Anyway, the topic is supposed to be nice things. In my last blog post, I seemed to suggest the trip would be featureless and boring, so I'm here to report on nice surprises along the drive:

(1) The Flint Hills in southeastern Kansas. I thought all of Kansas was a flat expanse of golden wheat fields. I was wrong. The Flint Hills roll along in such a fine green way that you could almost believe you were in Ireland. (Or at least I could, having never actually been to Ireland.)

(2) Lake of the Ozarks area, southwest of Columbia. Sure, it's meant to be a tourist trap (Ozarkland, anyone?), but even all those golf courses can't disguise the fact that this foothill area is really quite lovely: picturesque vistas; winding, branching waterways.

(3) Even northern and central Oklahoma, which I remembered from my childhood as a vast expanse of nothing, opened out into some lovely vistas and wooded areas. (I35 through Oklahoma, however, is a big mess: work areas every 50 miles or so that reduced the lanes and kept traffic backed up for miles. It took way too long to get through Oklahoma. So we skipped the interstate and took highways back: much better.)
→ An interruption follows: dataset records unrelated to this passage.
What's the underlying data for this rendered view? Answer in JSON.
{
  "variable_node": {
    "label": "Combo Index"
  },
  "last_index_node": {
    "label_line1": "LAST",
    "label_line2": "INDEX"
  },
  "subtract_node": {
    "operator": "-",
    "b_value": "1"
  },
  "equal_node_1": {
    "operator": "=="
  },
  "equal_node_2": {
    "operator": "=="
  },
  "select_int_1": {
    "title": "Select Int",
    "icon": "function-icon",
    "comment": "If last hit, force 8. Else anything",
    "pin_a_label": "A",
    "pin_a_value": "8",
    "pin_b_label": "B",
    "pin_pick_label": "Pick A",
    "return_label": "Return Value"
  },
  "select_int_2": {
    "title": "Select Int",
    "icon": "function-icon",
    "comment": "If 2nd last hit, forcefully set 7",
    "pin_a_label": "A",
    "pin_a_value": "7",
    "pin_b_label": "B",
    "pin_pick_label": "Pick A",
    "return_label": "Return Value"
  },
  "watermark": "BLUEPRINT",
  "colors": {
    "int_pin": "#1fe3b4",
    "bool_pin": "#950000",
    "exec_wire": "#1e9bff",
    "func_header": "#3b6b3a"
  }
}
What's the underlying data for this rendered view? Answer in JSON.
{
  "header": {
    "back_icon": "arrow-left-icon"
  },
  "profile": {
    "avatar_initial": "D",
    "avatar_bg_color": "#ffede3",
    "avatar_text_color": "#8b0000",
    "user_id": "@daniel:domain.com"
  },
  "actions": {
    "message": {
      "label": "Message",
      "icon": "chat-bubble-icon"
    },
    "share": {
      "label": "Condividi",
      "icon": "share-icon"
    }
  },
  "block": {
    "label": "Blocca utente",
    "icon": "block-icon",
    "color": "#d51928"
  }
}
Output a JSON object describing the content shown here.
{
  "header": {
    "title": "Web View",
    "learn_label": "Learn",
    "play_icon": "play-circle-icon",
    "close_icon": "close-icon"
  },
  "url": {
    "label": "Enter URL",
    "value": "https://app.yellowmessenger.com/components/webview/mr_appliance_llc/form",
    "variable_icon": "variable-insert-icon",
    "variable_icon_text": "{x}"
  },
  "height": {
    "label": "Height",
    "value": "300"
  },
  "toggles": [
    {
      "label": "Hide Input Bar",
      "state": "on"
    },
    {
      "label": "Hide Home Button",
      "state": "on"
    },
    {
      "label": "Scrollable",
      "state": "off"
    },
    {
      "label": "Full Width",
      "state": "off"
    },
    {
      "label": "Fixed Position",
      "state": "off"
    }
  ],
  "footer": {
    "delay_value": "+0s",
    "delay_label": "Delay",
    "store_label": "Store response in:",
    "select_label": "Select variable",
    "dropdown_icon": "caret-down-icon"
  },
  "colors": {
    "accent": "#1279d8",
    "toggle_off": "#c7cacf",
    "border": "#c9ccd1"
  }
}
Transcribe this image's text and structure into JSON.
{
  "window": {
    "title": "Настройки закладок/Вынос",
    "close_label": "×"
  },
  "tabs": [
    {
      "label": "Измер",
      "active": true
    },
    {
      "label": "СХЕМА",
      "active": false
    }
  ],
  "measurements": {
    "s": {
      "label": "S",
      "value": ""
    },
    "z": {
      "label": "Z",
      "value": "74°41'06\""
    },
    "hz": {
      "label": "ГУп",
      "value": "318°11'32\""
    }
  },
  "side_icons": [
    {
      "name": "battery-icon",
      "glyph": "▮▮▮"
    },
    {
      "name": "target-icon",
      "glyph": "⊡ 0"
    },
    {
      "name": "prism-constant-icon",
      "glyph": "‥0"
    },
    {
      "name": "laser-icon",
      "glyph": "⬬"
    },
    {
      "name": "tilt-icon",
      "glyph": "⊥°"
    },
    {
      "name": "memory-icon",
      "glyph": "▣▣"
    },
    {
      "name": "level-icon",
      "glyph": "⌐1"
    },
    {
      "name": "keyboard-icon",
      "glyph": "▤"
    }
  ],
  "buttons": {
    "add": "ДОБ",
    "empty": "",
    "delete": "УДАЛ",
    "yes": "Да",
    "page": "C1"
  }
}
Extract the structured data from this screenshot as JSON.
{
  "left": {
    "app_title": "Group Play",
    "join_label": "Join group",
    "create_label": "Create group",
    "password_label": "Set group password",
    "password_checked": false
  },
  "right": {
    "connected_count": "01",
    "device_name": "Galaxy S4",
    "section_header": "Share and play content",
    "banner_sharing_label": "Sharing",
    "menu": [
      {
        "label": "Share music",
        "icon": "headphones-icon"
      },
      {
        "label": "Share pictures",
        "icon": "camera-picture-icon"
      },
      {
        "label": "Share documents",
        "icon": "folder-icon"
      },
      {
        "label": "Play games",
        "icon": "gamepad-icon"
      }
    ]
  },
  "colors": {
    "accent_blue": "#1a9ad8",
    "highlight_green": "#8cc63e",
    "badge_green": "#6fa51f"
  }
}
What I'm basically saying here is this: we expected a long boring drive and were pleasantly surprised by scenic moments.

3 comments:

senioritis said...

My late mother-in-law spent her youth on what she described as a "dirt farm" in the Ozarks. The family transportation was a mule whose name, if memory serves me correctly, was Daisy. The idea of the Ozarks as tourist mecca sounds a bit strange to me. In the Howard family, the Ozarks is what one survives, not where one vacations.

Donna said...

The creation of the "scenic" and the tourist destination does a pretty thorough job of erasing people and the material difficulties of their lives. In our field, Katrina Powell is doing an excellent job of making visible the lives of Appalachian mountain people who were displaced by the creation of Shenandoah State Park.

Dave Taylor said...

Some of our friends must think we're completely daft, but we actually spend a few weeks every summer at our place at the Lake of the Ozarks (near Laurie, MO, actually), driving all the way from our home in Colorado. We like it and it's a beautiful lake, esp. during the week when all the "weekenders" aren't zooming about in their powerboats!